Le blockhaus des Saintes

Publié 11/04/2013 16:28:00 - L'avis du citoyen

On a cassé le thermomètre.



Construit en 1943 par l’armée allemande d’occupation, le blockhaus de la plage Ouest vient d’être définitivement gommé du paysage saintois. Ainsi, un des derniers vestiges d ‘une période douloureuse de l’histoire du village a été détruit pour raisons de sécurité et d’esthétique.

Certes, ce blockhaus n’était pas particulièrement décoratif mais, finalement, il paraissait bien minuscule au milieu de tous les épis qui protègent le littoral contre l’érosion marine. Quant à sa dangerosité potentielle, elle était bien plus réelle en 1943-44 pour la population qu’elle ne l’était hier pour les baigneurs. Il est bon de s’en souvenir.

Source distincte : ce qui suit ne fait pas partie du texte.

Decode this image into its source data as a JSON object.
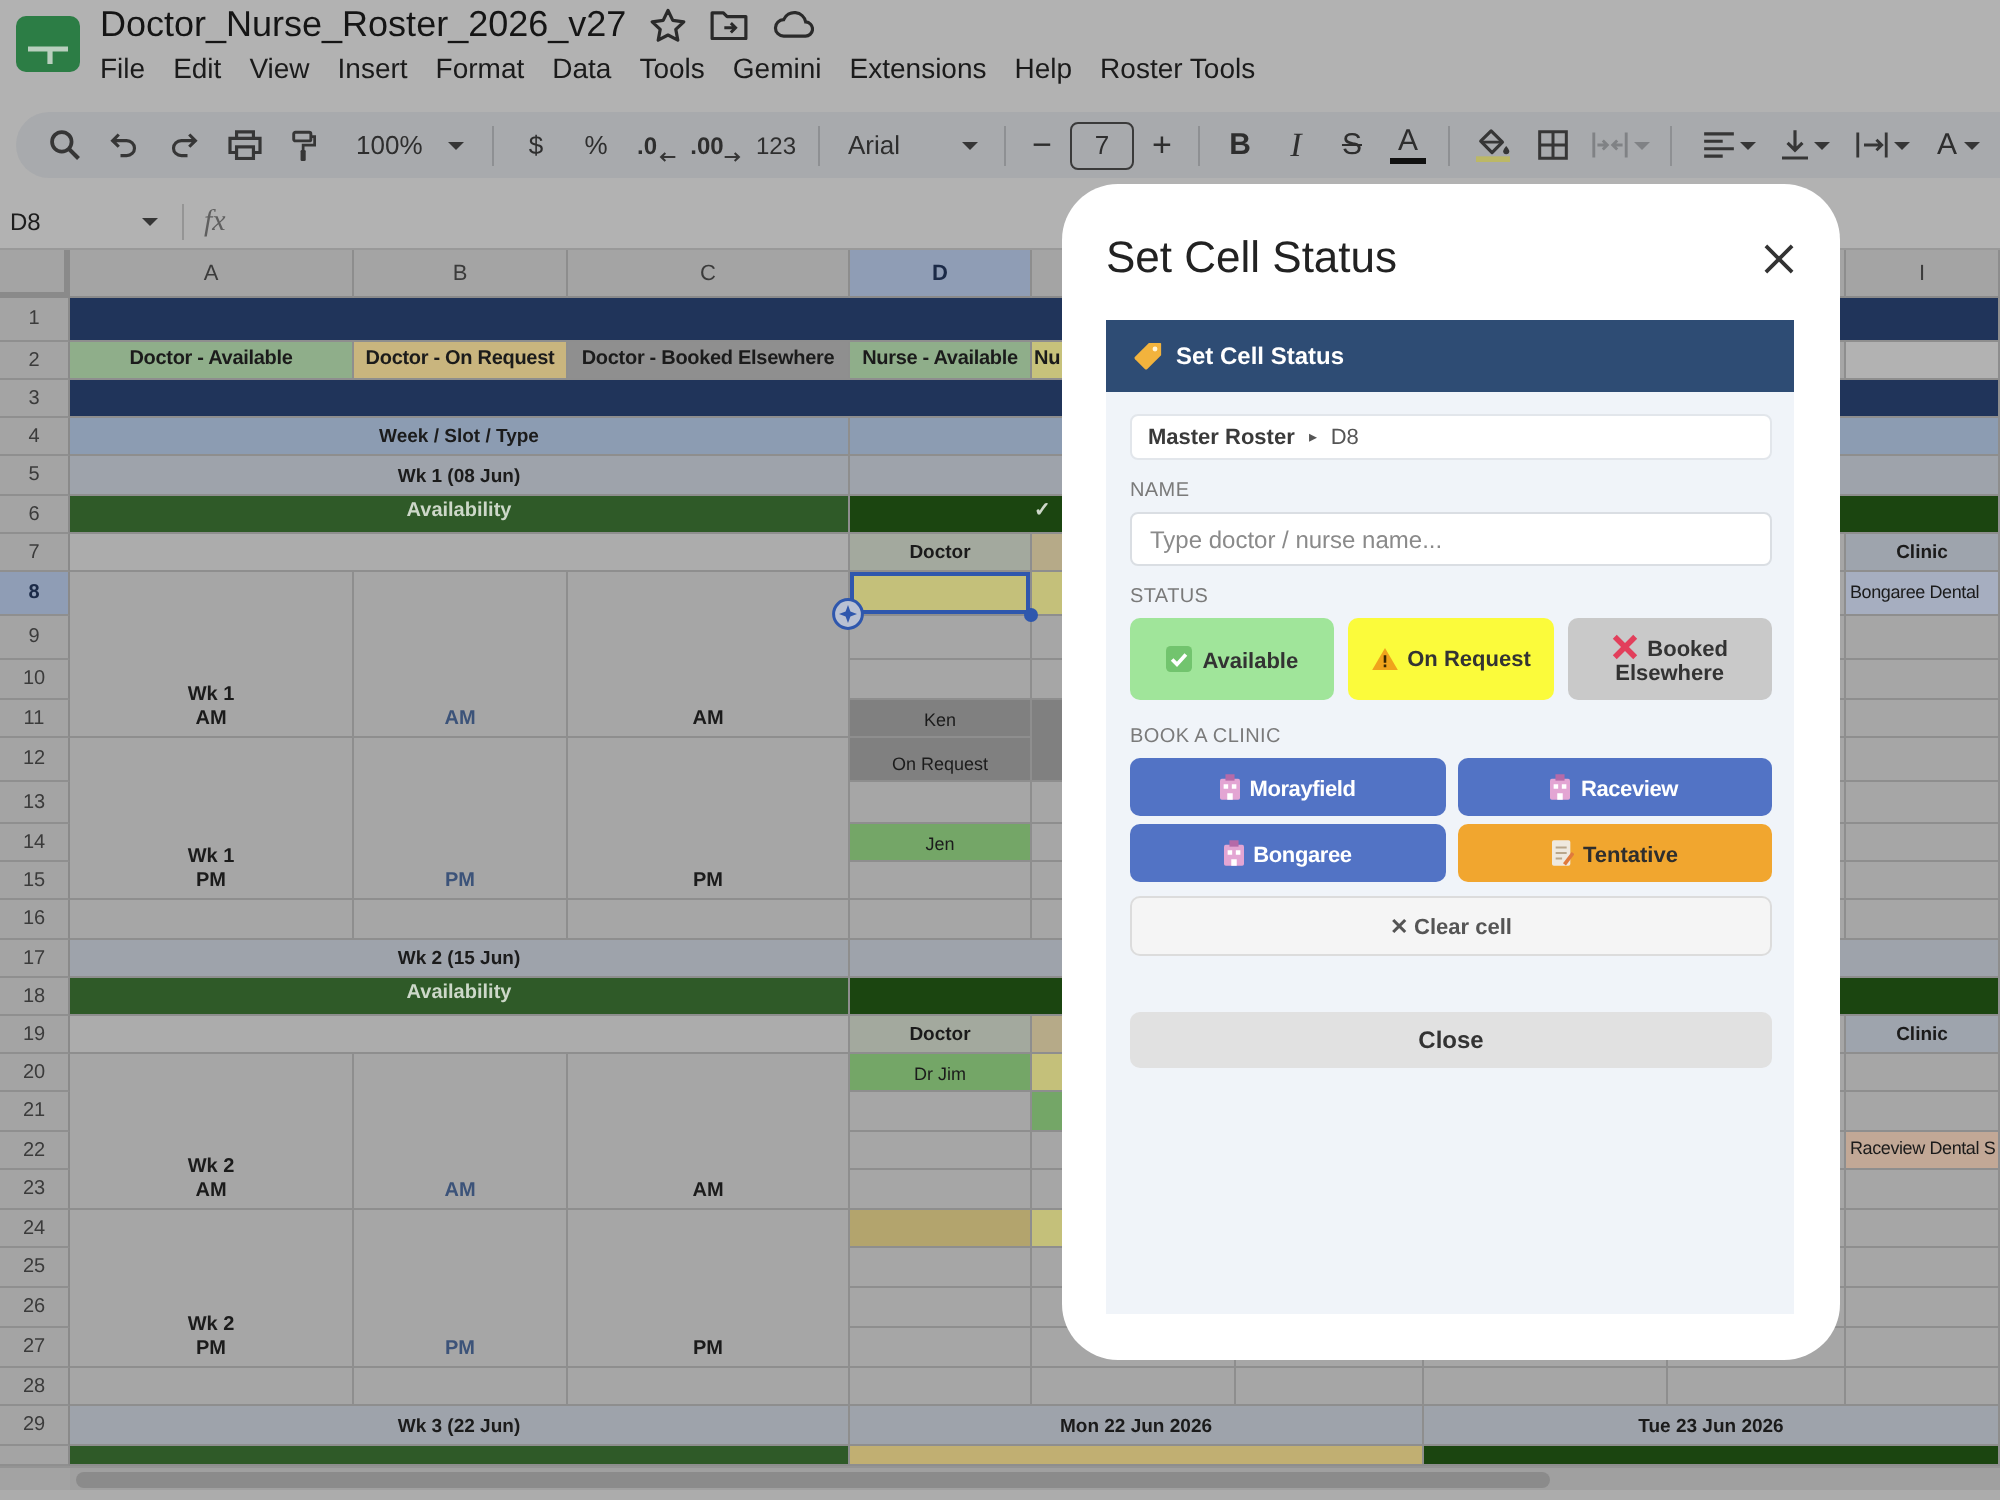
{
  "document": {
    "title": "Doctor_Nurse_Roster_2026_v27"
  },
  "menu": [
    "File",
    "Edit",
    "View",
    "Insert",
    "Format",
    "Data",
    "Tools",
    "Gemini",
    "Extensions",
    "Help",
    "Roster Tools"
  ],
  "toolbar": {
    "zoom": "100%",
    "formats": [
      {
        "label": "$",
        "kind": "plain"
      },
      {
        "label": "%",
        "kind": "plain"
      },
      {
        "label": ".0",
        "kind": "decrease"
      },
      {
        "label": ".00",
        "kind": "increase"
      },
      {
        "label": "123",
        "kind": "small"
      }
    ],
    "font": "Arial",
    "font_size": "7",
    "size_steps": [
      "−",
      "+"
    ],
    "text_styles": [
      {
        "label": "B",
        "kind": "bold"
      },
      {
        "label": "I",
        "kind": "italic"
      },
      {
        "label": "S",
        "kind": "strike"
      },
      {
        "label": "A",
        "kind": "color"
      }
    ],
    "merge": {
      "disabled": true
    },
    "rotation_label": "A"
  },
  "formula_bar": {
    "cell": "D8",
    "label": "fx"
  },
  "sheet": {
    "columns": [
      {
        "label": "A",
        "selected": false
      },
      {
        "label": "B",
        "selected": false
      },
      {
        "label": "C",
        "selected": false
      },
      {
        "label": "D",
        "selected": true
      },
      {
        "label": "I",
        "selected": false
      }
    ],
    "rows": [
      {
        "number": "1",
        "selected": false
      },
      {
        "number": "2",
        "selected": false
      },
      {
        "number": "3",
        "selected": false
      },
      {
        "number": "4",
        "selected": false
      },
      {
        "number": "5",
        "selected": false
      },
      {
        "number": "6",
        "selected": false
      },
      {
        "number": "7",
        "selected": false
      },
      {
        "number": "8",
        "selected": true
      },
      {
        "number": "9",
        "selected": false
      },
      {
        "number": "10",
        "selected": false
      },
      {
        "number": "11",
        "selected": false
      },
      {
        "number": "12",
        "selected": false
      },
      {
        "number": "13",
        "selected": false
      },
      {
        "number": "14",
        "selected": false
      },
      {
        "number": "15",
        "selected": false
      },
      {
        "number": "16",
        "selected": false
      },
      {
        "number": "17",
        "selected": false
      },
      {
        "number": "18",
        "selected": false
      },
      {
        "number": "19",
        "selected": false
      },
      {
        "number": "20",
        "selected": false
      },
      {
        "number": "21",
        "selected": false
      },
      {
        "number": "22",
        "selected": false
      },
      {
        "number": "23",
        "selected": false
      },
      {
        "number": "24",
        "selected": false
      },
      {
        "number": "25",
        "selected": false
      },
      {
        "number": "26",
        "selected": false
      },
      {
        "number": "27",
        "selected": false
      },
      {
        "number": "28",
        "selected": false
      },
      {
        "number": "29",
        "selected": false
      }
    ],
    "cells": [
      {
        "kind": "fill",
        "color": "#20345a",
        "selected": false
      },
      {
        "kind": "legend",
        "text": "Doctor - Available",
        "color": "#8fae8a",
        "selected": false
      },
      {
        "kind": "legend",
        "text": "Doctor - On Request",
        "color": "#c9b57e",
        "selected": false
      },
      {
        "kind": "legend",
        "text": "Doctor - Booked Elsewhere",
        "color": "#8f8f8f",
        "selected": false
      },
      {
        "kind": "legend",
        "text": "Nurse - Available",
        "color": "#8fae8a",
        "selected": false
      },
      {
        "kind": "legend_start",
        "text": "Nu",
        "color": "#c7c27b",
        "selected": false
      },
      {
        "kind": "fill",
        "color": "#b2b2b2",
        "selected": false
      },
      {
        "kind": "fill",
        "color": "#20345a",
        "selected": false
      },
      {
        "kind": "title",
        "text": "Week / Slot / Type",
        "color": "#8c9cb2",
        "selected": false
      },
      {
        "kind": "fill",
        "color": "#8c9cb2",
        "selected": false
      },
      {
        "kind": "title",
        "text": "Wk 1 (08 Jun)",
        "color": "#9ea3ab",
        "selected": false
      },
      {
        "kind": "fill",
        "color": "#9ea3ab",
        "selected": false
      },
      {
        "kind": "section",
        "text": "Availability",
        "color": "#2f5a28",
        "selected": false
      },
      {
        "kind": "section",
        "text": "✓",
        "color": "#1b4510",
        "selected": false
      },
      {
        "kind": "fill",
        "color": "#1b4510",
        "selected": false
      },
      {
        "kind": "fill",
        "color": "#acacac",
        "selected": false
      },
      {
        "kind": "title",
        "text": "Doctor",
        "color": "#a3a99e",
        "selected": false
      },
      {
        "kind": "fill",
        "color": "#b6aa88",
        "selected": false
      },
      {
        "kind": "title",
        "text": "Clinic",
        "color": "#9ea4ad",
        "selected": false
      },
      {
        "kind": "label",
        "text": "Wk 1\nAM",
        "selected": false
      },
      {
        "kind": "slot",
        "text": "AM",
        "selected": false
      },
      {
        "kind": "label",
        "text": "AM",
        "selected": false
      },
      {
        "kind": "fill",
        "color": "#c4c07a",
        "selected": true
      },
      {
        "kind": "fill",
        "color": "#c4c07a",
        "selected": false
      },
      {
        "kind": "clinic",
        "text": "Bongaree Dental",
        "color": "#a6aec0",
        "selected": false
      },
      {
        "kind": "entry",
        "text": "Ken",
        "color": "#808080",
        "selected": false
      },
      {
        "kind": "fill",
        "color": "#808080",
        "selected": false
      },
      {
        "kind": "entry",
        "text": "On Request",
        "color": "#808080",
        "selected": false
      },
      {
        "kind": "label",
        "text": "Wk 1\nPM",
        "selected": false
      },
      {
        "kind": "slot",
        "text": "PM",
        "selected": false
      },
      {
        "kind": "label",
        "text": "PM",
        "selected": false
      },
      {
        "kind": "entry",
        "text": "Jen",
        "color": "#74a667",
        "selected": false
      },
      {
        "kind": "title",
        "text": "Wk 2 (15 Jun)",
        "color": "#9ea3ab",
        "selected": false
      },
      {
        "kind": "fill",
        "color": "#9ea3ab",
        "selected": false
      },
      {
        "kind": "section",
        "text": "Availability",
        "color": "#2f5a28",
        "selected": false
      },
      {
        "kind": "fill",
        "color": "#1b4510",
        "selected": false
      },
      {
        "kind": "fill",
        "color": "#acacac",
        "selected": false
      },
      {
        "kind": "title",
        "text": "Doctor",
        "color": "#a3a99e",
        "selected": false
      },
      {
        "kind": "fill",
        "color": "#b6aa88",
        "selected": false
      },
      {
        "kind": "title",
        "text": "Clinic",
        "color": "#9ea4ad",
        "selected": false
      },
      {
        "kind": "label",
        "text": "Wk 2\nAM",
        "selected": false
      },
      {
        "kind": "slot",
        "text": "AM",
        "selected": false
      },
      {
        "kind": "label",
        "text": "AM",
        "selected": false
      },
      {
        "kind": "entry",
        "text": "Dr Jim",
        "color": "#74a667",
        "selected": false
      },
      {
        "kind": "fill",
        "color": "#c4c07a",
        "selected": false
      },
      {
        "kind": "fill",
        "color": "#74a667",
        "selected": false
      },
      {
        "kind": "clinic",
        "text": "Raceview Dental S",
        "color": "#c2a896",
        "selected": false
      },
      {
        "kind": "label",
        "text": "Wk 2\nPM",
        "selected": false
      },
      {
        "kind": "slot",
        "text": "PM",
        "selected": false
      },
      {
        "kind": "label",
        "text": "PM",
        "selected": false
      },
      {
        "kind": "fill",
        "color": "#b3a46d",
        "selected": false
      },
      {
        "kind": "fill",
        "color": "#c4c07a",
        "selected": false
      },
      {
        "kind": "title",
        "text": "Wk 3 (22 Jun)",
        "color": "#9ea3ab",
        "selected": false
      },
      {
        "kind": "title",
        "text": "Mon 22 Jun 2026",
        "color": "#9ea3ab",
        "selected": false
      },
      {
        "kind": "title",
        "text": "Tue 23 Jun 2026",
        "color": "#9ea3ab",
        "selected": false
      },
      {
        "kind": "fill",
        "color": "#2f5a28",
        "selected": false
      },
      {
        "kind": "fill",
        "color": "#c1af72",
        "selected": false
      },
      {
        "kind": "fill",
        "color": "#1b4510",
        "selected": false
      }
    ]
  },
  "dialog": {
    "title": "Set Cell Status",
    "panel_title": "Set Cell Status",
    "breadcrumb": {
      "sheet": "Master Roster",
      "separator": "▸",
      "cell": "D8"
    },
    "name": {
      "label": "NAME",
      "placeholder": "Type doctor / nurse name..."
    },
    "status": {
      "label": "STATUS",
      "options": [
        {
          "label": "Available",
          "kind": "available",
          "color": "#a0e59a"
        },
        {
          "label": "On Request",
          "kind": "request",
          "color": "#fbfb3b"
        },
        {
          "label": "Booked Elsewhere",
          "kind": "elsewhere",
          "color": "#c9c9c9"
        }
      ]
    },
    "clinics": {
      "label": "BOOK A CLINIC",
      "options": [
        {
          "label": "Morayfield",
          "kind": "clinic",
          "color": "#5273c5"
        },
        {
          "label": "Raceview",
          "kind": "clinic",
          "color": "#5273c5"
        },
        {
          "label": "Bongaree",
          "kind": "clinic",
          "color": "#5273c5"
        },
        {
          "label": "Tentative",
          "kind": "tentative",
          "color": "#f1a62f"
        }
      ]
    },
    "clear_label": "✕ Clear cell",
    "close_label": "Close"
  }
}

Au-delà de la disparition d’un des derniers vestiges de l’occupation allemande, la destruction du blockhaus de la plage Ouest a effacé un point de repère qui permettait de mesurer, de visu,  l’importance de l’érosion marine. Il faut dire qu’à cet endroit là, le trait de côte a reculé de près 400 mètres en quelques décennies seulement. Alors, tel un oiseau de mauvais augure, l’intrus devait disparaître du paysage.

Pour autant, fallait-il dépenser 116000 euros  pour briser un « thermomètre » que la mer s’apprêtait à engloutir gratuitement comme elle l’a fait pour les autres casemates qui se trouvaient sur cette même plage ?



En 20 ans, la mer a englouti le blockhaus.



Sur cette photo IGN de 1965, le blockhaus se trouve au milieu de la plage.



Sur cette photo Google Maps de 2009, le blockhaus se trouve dans la mer.



Sur la photo ci-contre, qui date  des années 1950, prise depuis le Pont du Mort, on aperçoit très distinctement, entre les 2 cabanes, le blockhaus de la plage ouest derrière la dune.

Au premier plan, on voit la grande cabane du Pont du Mort qui a été construite en 1951. Tout à côté, la petite cabane est probablement en cours de construction comme en attestent les poteaux  posés sur le versant de la toiture qui soutiennent une barre  transversale en dessous de la chemise pour finaliser la pose de la couverture de sagne.